The conversations and readings of the past week, while revealing the ways in which the digitization of textual data and text analysis can be extremely helpful to historical research, nonetheless show the many limitations of text analysis and, as Lara Putnam noted in Leon Sharon’s “The Peril and Promise of Historians as Data Creators: Perspective, Structure, and the Problem of Representation”, the dangers present in the “decontextualization of data.” This is also reflected in Jo Guldi’s assessment of the analysis of key words present in the transcripts of parliamentary debates which only reveal the dynamics of legislation within the British Isles, and not the British Empire as a whole. Furthermore, as John Markoff noted concerning his study of French parish cahiers, the regional languages of France in 1789, as well as the different terms that could be employed for the same aristocratic privileges, rendered personal, specialized analysis indispensable for the creation of this study, even though it took on a digital medium. In light of these analyses, it is questionable as to whether human analysis can ever be replaced by digital text analysis, as certain elements of data could be overlooked if not considered within a larger base of information.
This is an issue that I come across in my own research, which primarily engages with documents written by French officials in New France for either the Governor-General or the Ministry of the Marine. While I was unaware of this when I first began my research, certain elements of the text can reveal important details to interpreting the documents. This is particularly the case with handwriting, as well as documents that have different dates. One date is the year in which the document was received by the Ministry of the Marine, whereas the other would likely be the day on which it was written. The only way the two dates, and the correct date of the document, can be established is through an analysis of handwriting. Furthermore, handwriting can also reflect which officials had a secretary. More importantly, however, personal handwriting can indicate if an official, who would have otherwise had a secretary at his disposal, was in a location where bringing a secretary was impossible. This was the case with Charles le Moyne de Longueuil, who was the Governor of Montreal and simultaneously maintained a residence in the Onondaga Nation.
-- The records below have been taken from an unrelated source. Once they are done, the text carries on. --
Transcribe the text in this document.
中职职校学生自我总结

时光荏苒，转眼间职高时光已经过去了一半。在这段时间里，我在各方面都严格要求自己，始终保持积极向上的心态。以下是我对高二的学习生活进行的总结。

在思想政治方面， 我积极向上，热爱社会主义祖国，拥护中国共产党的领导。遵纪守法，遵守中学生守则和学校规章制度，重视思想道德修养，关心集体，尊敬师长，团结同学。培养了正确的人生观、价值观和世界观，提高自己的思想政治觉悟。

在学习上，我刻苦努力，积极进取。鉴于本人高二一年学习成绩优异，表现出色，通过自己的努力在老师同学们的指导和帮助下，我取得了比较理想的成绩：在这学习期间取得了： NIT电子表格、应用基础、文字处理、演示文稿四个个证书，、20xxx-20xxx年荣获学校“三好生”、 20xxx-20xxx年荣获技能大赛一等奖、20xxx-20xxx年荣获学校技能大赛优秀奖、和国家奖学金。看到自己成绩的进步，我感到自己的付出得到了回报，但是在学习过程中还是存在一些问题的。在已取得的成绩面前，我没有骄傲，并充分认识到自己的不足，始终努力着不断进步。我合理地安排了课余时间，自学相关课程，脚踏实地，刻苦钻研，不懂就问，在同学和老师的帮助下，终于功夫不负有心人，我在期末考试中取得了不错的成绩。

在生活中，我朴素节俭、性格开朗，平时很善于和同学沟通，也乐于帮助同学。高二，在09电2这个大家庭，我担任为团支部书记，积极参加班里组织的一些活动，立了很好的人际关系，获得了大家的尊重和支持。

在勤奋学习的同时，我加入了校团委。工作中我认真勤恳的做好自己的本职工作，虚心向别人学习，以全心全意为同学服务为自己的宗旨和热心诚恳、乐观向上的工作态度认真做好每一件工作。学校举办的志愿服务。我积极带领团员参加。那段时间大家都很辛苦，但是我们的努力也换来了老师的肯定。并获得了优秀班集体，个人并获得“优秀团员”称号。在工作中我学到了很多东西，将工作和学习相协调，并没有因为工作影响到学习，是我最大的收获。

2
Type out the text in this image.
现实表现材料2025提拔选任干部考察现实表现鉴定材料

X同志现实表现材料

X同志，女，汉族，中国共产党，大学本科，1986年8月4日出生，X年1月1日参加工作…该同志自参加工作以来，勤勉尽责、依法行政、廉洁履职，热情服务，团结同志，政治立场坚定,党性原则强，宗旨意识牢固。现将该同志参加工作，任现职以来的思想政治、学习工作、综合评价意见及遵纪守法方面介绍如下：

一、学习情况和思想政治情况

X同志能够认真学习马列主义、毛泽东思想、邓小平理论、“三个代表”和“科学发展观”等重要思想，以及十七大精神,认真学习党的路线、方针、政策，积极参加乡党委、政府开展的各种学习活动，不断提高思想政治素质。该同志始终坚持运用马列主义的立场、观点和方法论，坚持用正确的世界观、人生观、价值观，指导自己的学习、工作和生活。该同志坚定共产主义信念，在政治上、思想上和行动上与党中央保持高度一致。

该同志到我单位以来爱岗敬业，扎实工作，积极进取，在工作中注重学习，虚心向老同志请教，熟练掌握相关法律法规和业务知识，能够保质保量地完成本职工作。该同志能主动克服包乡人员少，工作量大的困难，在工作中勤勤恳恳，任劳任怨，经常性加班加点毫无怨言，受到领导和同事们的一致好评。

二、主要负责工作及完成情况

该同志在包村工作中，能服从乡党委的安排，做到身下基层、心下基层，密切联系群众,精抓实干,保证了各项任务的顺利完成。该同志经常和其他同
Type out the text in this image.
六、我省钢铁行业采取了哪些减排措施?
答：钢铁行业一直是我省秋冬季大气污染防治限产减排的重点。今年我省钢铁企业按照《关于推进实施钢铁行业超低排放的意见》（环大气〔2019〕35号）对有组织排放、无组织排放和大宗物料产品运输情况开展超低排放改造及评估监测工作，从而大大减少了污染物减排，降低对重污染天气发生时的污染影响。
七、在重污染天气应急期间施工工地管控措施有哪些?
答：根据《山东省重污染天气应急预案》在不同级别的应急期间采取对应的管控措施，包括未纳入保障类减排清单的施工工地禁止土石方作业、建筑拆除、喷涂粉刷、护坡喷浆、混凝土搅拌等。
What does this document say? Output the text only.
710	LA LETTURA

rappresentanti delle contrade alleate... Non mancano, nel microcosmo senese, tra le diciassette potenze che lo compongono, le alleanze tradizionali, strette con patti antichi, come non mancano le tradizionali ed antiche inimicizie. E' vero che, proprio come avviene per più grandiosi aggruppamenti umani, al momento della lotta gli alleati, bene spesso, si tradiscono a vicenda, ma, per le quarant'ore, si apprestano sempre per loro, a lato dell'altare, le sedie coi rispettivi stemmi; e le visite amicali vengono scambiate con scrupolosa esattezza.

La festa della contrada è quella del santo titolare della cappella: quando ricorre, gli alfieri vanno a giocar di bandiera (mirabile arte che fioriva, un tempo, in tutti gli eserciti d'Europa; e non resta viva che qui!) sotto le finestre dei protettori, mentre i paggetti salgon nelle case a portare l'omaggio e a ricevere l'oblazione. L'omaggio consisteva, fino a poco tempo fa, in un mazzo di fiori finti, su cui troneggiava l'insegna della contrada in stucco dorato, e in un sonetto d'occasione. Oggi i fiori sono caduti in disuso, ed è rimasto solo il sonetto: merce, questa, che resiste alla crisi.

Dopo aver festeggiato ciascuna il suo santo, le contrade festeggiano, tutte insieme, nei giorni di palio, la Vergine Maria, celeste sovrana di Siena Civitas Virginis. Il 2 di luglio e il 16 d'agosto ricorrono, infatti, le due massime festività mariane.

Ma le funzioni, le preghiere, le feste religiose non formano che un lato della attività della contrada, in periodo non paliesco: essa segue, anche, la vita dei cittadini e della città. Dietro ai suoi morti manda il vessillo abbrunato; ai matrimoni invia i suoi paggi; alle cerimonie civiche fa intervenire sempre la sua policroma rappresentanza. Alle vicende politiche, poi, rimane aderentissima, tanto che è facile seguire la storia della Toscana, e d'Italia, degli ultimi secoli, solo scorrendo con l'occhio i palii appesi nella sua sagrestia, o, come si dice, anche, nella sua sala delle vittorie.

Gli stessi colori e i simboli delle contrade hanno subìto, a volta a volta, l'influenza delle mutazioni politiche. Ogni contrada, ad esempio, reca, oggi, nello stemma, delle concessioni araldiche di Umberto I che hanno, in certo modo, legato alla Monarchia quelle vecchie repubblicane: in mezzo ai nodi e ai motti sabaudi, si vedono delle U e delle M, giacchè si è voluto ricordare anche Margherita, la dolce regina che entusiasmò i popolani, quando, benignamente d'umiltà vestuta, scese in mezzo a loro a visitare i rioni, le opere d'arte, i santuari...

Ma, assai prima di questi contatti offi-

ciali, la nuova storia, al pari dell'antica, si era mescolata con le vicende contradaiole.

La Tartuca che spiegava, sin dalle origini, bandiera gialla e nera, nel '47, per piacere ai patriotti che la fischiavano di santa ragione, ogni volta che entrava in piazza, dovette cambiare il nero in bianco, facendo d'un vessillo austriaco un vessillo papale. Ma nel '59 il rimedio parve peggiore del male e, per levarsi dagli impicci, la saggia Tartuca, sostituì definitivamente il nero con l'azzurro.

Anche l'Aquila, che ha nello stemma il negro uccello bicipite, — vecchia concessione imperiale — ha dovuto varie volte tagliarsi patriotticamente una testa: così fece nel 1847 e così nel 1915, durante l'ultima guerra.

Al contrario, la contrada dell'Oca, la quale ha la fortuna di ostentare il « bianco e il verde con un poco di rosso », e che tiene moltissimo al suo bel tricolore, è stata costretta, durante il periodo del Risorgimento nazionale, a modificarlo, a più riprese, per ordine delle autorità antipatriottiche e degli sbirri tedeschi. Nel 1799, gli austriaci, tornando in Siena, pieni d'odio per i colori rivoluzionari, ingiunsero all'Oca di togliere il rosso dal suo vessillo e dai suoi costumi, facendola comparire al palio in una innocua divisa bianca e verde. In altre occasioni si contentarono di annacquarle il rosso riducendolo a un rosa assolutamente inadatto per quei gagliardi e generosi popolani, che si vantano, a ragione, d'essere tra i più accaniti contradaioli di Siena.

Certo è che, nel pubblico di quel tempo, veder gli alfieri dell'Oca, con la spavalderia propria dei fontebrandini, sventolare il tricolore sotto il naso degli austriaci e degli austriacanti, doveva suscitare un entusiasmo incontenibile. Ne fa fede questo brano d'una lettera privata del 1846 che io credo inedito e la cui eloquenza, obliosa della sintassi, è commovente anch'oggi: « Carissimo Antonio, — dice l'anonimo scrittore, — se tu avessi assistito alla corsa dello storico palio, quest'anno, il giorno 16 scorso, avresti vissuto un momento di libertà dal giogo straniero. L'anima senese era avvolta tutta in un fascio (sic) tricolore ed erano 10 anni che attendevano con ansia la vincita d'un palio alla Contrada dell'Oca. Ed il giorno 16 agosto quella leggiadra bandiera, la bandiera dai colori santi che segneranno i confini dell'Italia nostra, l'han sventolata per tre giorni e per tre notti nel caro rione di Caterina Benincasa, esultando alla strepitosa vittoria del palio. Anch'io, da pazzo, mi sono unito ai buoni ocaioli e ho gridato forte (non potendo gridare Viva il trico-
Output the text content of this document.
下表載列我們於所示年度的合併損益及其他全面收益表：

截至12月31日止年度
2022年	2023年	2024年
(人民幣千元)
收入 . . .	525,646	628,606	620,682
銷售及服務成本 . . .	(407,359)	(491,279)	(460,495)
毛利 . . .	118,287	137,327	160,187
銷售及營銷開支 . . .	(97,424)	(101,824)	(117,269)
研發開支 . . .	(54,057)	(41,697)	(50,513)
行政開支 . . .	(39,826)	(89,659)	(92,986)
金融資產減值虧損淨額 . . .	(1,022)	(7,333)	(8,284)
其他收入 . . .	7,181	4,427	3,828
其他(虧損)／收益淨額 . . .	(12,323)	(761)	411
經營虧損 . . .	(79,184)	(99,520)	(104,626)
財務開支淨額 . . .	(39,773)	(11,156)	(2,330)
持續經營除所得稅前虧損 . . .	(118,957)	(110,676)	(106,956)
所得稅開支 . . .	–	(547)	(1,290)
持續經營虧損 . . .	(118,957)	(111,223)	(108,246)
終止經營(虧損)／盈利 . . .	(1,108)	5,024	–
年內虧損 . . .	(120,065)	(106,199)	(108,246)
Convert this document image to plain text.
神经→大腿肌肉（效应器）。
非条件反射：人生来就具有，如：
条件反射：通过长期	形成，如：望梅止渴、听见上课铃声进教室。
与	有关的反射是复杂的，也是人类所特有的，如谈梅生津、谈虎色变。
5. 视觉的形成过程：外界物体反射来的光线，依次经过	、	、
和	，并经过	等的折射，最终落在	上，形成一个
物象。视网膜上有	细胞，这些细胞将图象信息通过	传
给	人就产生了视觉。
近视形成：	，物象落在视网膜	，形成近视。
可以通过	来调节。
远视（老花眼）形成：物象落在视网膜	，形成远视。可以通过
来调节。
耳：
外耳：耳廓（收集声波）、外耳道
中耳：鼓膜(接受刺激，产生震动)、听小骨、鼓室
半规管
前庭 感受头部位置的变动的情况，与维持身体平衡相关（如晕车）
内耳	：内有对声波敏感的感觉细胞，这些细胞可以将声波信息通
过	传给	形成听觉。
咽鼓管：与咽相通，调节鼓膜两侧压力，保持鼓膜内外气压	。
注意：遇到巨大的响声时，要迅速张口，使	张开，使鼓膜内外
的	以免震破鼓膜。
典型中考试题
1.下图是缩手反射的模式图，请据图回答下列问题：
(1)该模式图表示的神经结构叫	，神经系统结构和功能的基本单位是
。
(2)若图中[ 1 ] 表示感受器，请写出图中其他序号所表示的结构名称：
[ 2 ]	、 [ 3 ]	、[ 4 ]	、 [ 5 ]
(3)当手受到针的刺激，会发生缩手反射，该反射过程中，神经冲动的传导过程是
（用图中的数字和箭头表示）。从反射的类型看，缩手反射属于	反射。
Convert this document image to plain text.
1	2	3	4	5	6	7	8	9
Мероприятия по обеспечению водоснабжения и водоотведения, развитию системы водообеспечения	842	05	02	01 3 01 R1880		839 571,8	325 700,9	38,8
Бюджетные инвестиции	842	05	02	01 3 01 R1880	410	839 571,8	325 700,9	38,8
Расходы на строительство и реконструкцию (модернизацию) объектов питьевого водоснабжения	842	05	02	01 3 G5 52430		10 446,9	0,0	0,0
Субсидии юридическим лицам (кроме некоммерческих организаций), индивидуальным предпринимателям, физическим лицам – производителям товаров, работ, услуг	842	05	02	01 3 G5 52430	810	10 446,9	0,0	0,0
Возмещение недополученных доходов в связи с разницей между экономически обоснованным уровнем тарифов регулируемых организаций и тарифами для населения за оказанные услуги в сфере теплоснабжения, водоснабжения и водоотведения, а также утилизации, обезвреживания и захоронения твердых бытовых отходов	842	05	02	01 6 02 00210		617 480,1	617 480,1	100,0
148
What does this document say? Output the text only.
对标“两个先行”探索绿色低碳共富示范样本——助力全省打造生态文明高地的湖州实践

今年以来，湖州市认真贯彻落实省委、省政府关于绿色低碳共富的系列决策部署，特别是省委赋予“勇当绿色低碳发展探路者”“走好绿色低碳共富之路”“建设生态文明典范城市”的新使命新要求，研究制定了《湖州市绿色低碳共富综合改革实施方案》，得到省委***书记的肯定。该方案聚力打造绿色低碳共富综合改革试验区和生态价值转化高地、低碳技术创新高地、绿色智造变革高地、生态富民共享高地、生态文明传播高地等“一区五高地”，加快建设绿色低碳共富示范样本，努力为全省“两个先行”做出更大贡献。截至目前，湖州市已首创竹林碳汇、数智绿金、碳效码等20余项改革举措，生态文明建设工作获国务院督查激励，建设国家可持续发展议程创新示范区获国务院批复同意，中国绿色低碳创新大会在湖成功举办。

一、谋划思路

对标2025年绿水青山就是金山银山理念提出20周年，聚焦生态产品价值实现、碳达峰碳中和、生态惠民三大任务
An analysis of the handwriting in letters from him to the Governor-General of New France or the Ministry of the Marine can therefore show where he was when he wrote those letters, as he would have had a secretary in Montreal.
In light of the readings and the following conversations in class, I am wondering if these nuances, which can be pivotal in the correct interpretation of a document, can be reflected purely through digital text analysis. Furthermore, if they were reflected, would other information present in the document and its composition be overlooked? In this capacity, is it possible for text analysis to become a reliable means to evaluate (or at least summarize) archival sources without human intervention?

Online versus Physical Space: Are they really that different?

With the rise of text-based search queues and online databases, I wonder how might text-searches their algorithms create unpredictable new modes of research. In a physical archive, a researcher can utilize a finding aid and seek help from an archivist in order to create a clear gameplan and subsequently go through a collection with precision and meticulous form. With an online database, often times, a historian might plug in key words and set limits on the search. The researcher no longer is digging through boxes and folders to uncover data. Instead, they are opening curated data that an algorithm decided was most relevant.  Does this negatively impact the discovery of new sources? There have been countless times in which a researcher discovers new and exciting information within a folder or box they were going through, while looking for another source. Because text-based searches pull up only curated content from your search, will these random yet important discoveries occur less? Are historians and researchers missing out on important data by utilizing online databases?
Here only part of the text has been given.